Here is a brief history of the German militants and other groups in Europe that violently opposed capitalism.

Germany’s Red Army Faction

The Red Army Faction (RAF), also known as the Baader-Meinhof gang after founders Andreas Baader and Ulrike Meinhof, carried out kidnappings and murders of prominent figures in West Germany in the 1970s and early 1980s.

The outfit, founded in 1970, said it was fighting an oppressive capitalist state and US imperialism.

Its most high-profile victim was Hanns Martin Schleyer, head of the German employers’ federation, who was kidnapped and shot dead in 1977.

Around the same time four militants of the RAF-allied Popular Front for the Liberation of Palestine hijacked Mallorca-Frankfurt flight LH 181, demanding the release of 11 RAF members.

During a five-day odyssey which included seven refuelling stops in Europe, the Middle East and Africa, the pilot was shot dead.

German anti-terror commandos stormed the jet in Somalia, shot and killed three of the Palestinian hijackers and freed 90 hostages.

Members of the group also assassinated diplomat Gerold von Braunmuehl in 1986, and Deutsche Bank chairman, Alfred Herrhausen, in 1989.

Believed to have killed a total of 34 people, the group abandoned violence in 1992 and formally disbanded in 1998.

Greece’s November 17

Greece’s deadliest left-wing extremist group, November 17, was named after the date of a 1973 student uprising crushed by the military dictatorship then in power.

Emerging in 1975, the group killed 23 people – including a CIA station chief, US army staff, Greek police, business executives and a British defence attache – before being broken up in 2002.

Italy’s Red Brigades

The Red Brigades were a radical Marxist organisation responsible for attacks between 1969 and 1980, dubbed Italy’s “Years of Lead”.

Founded by sociologist Renato Curcio, the group killed or wounded dozens of magistrates, politicians, journalists and industrialists.

Their most notorious act was the kidnapping and assassination of former prime minister Aldo Moro in 1978.

Several former Red Brigades members fled to France and their fate has been a sticking point between the two countries.

Italy said they must serve sentences dating back decades but in March 2023 France’s top court ruled out extraditing them.

France’s Action Directe

The Marxist Action Directe group carried out attacks in France in the 1980s, including the abduction and murder of Georges Besse, head of the state car manufacturer Renault, in 1986.

Founded in 1979, it targeted executives and political and business buildings. In the early years, the attacks chiefly caused damage to property, but between 1983 and 1986 the group killed three police officers.

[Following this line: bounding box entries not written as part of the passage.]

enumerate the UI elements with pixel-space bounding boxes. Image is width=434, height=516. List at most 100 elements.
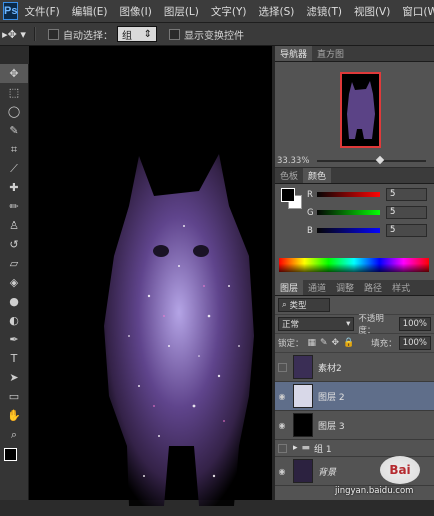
menu-filter[interactable]: 滤镜(T) [306,4,342,19]
tab-color[interactable]: 颜色 [303,168,332,183]
foreground-color-swatch[interactable] [4,448,17,461]
blur-tool-icon[interactable]: ● [0,292,28,311]
paint-bucket-icon[interactable]: ◈ [0,273,28,292]
dodge-tool-icon[interactable]: ◐ [0,311,28,330]
tab-channels[interactable]: 通道 [303,280,331,295]
tab-styles[interactable]: 样式 [387,280,415,295]
menu-file[interactable]: 文件(F) [24,4,59,19]
blend-mode-dropdown[interactable]: 正常 ▾ [278,317,355,331]
healing-tool-icon[interactable]: ✚ [0,178,28,197]
move-tool-preset-icon[interactable]: ▸✥ ▾ [0,28,28,41]
zoom-slider[interactable] [317,155,426,165]
lasso-tool-icon[interactable]: ◯ [0,102,28,121]
layers-tabs: 图层 通道 调整 路径 样式 [275,280,434,296]
green-value-input[interactable]: 5 [386,206,427,219]
quick-select-tool-icon[interactable]: ✎ [0,121,28,140]
brush-tool-icon[interactable]: ✏ [0,197,28,216]
red-value-input[interactable]: 5 [386,188,427,201]
tab-navigator[interactable]: 导航器 [275,46,313,61]
baidu-logo: Bai [380,456,420,484]
blend-row: 正常 ▾ 不透明度： 100% [275,314,434,336]
toolbox: ✥ ⬚ ◯ ✎ ⌗ ⟋ ✚ ✏ ♙ ↺ ▱ ◈ ● ◐ ✒ T ➤ ▭ ✋ ⌕ [0,64,29,500]
menu-bar: Ps 文件(F) 编辑(E) 图像(I) 图层(L) 文字(Y) 选择(S) 滤… [0,0,434,23]
blue-slider[interactable] [317,228,380,233]
eye-icon[interactable]: ◉ [275,421,289,430]
blue-value-input[interactable]: 5 [386,224,427,237]
menu-edit[interactable]: 编辑(E) [72,4,108,19]
blue-slider-row: B 5 [307,224,427,237]
green-slider[interactable] [317,210,380,215]
menu-window[interactable]: 窗口(W) [402,4,434,19]
zoom-slider-knob[interactable] [375,155,385,165]
layer-filter-row: ⌕ 类型 [275,296,434,315]
watermark-url: jingyan.baidu.com [335,486,414,496]
visibility-toggle-off[interactable] [275,362,289,372]
layer-name: 图层 2 [318,392,345,403]
lock-row: 锁定： ▦✎✥🔒 填充： 100% [275,334,434,353]
zoom-value[interactable]: 33.33% [277,156,309,166]
pen-tool-icon[interactable]: ✒ [0,330,28,349]
show-transform-label: 显示变换控件 [184,30,244,42]
menu-image[interactable]: 图像(I) [120,4,152,19]
tab-paths[interactable]: 路径 [359,280,387,295]
menu-view[interactable]: 视图(V) [354,4,390,19]
empty-eye-box [277,362,287,372]
navigator-zoom-row: 33.33% [275,155,434,168]
tab-adjustments[interactable]: 调整 [331,280,359,295]
tab-layers[interactable]: 图层 [275,280,304,295]
navigator-panel [275,62,434,155]
divider [34,27,36,41]
shape-tool-icon[interactable]: ▭ [0,387,28,406]
auto-select-label: 自动选择： [63,30,113,42]
layer-row-group1[interactable]: ▸ ▬ 组 1 [275,440,434,457]
menu-type[interactable]: 文字(Y) [211,4,247,19]
layer-row-sucai2[interactable]: 素材2 [275,353,434,382]
history-brush-icon[interactable]: ↺ [0,235,28,254]
type-tool-icon[interactable]: T [0,349,28,368]
search-icon: ⌕ [282,300,290,310]
eyedropper-tool-icon[interactable]: ⟋ [0,159,28,178]
navigator-tabs: 导航器 直方图 [275,46,434,62]
color-panel: R 5 G 5 B 5 [275,184,434,280]
layer-name: 图层 3 [318,421,345,432]
red-slider-row: R 5 [307,188,427,201]
tab-histogram[interactable]: 直方图 [312,46,349,61]
empty-eye-box [277,443,287,453]
opacity-input[interactable]: 100% [398,317,431,331]
layer-row-layer2[interactable]: ◉ 图层 2 [275,382,434,411]
lock-icons[interactable]: ▦✎✥🔒 [308,338,359,348]
move-tool-icon[interactable]: ✥ [0,64,28,83]
layer-filter-value: 类型 [289,301,307,311]
marquee-tool-icon[interactable]: ⬚ [0,83,28,102]
menu-layer[interactable]: 图层(L) [164,4,199,19]
layer-thumbnail [293,459,313,483]
fill-label: 填充： [371,339,397,349]
layer-filter-dropdown[interactable]: ⌕ 类型 [278,298,330,312]
eye-icon[interactable]: ◉ [275,392,289,401]
expand-triangle-icon[interactable]: ▸ [293,443,298,453]
fill-input[interactable]: 100% [398,336,431,350]
red-slider[interactable] [317,192,380,197]
zoom-tool-icon[interactable]: ⌕ [0,425,28,444]
navigator-thumbnail[interactable] [340,72,381,148]
crop-tool-icon[interactable]: ⌗ [0,140,28,159]
show-transform-checkbox[interactable] [169,28,180,40]
color-spectrum[interactable] [279,258,429,272]
folder-icon: ▬ [301,443,311,453]
hand-tool-icon[interactable]: ✋ [0,406,28,425]
eye-icon[interactable]: ◉ [275,467,289,476]
foreground-color-swatch[interactable] [281,188,295,202]
menu-select[interactable]: 选择(S) [258,4,294,19]
document-canvas[interactable] [29,46,272,506]
green-label: G [307,207,314,218]
eraser-tool-icon[interactable]: ▱ [0,254,28,273]
color-swatches[interactable] [0,444,28,474]
auto-select-checkbox[interactable] [48,28,59,40]
stamp-tool-icon[interactable]: ♙ [0,216,28,235]
tab-swatches[interactable]: 色板 [275,168,303,183]
layer-row-layer3[interactable]: ◉ 图层 3 [275,411,434,440]
visibility-toggle-off[interactable] [275,443,289,453]
path-select-icon[interactable]: ➤ [0,368,28,387]
auto-select-dropdown[interactable]: 组 ⇕ [117,26,157,42]
photoshop-logo: Ps [3,2,19,20]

It disbanded in 1987 after the arrest of four members.

Spain’s Grapo

Grapo, which stands for First of October Anti-Fascist Resistance Group, was founded in 1975 a few months before the death of Spanish dictator Francisco Franco.

A Marxist organisation which Spanish authorities blame for some 80 killings between 1975 and 2003, it targeted temporary-hire agencies in the belief they were creations of capitalist exploitation.

One of its deadliest attacks left eight dead in a Madrid restaurant in 1979. It also staged kidnappings.

In 2007 Spain announced it had dismantled the “last operational commando” after the arrest of six members in Barcelona.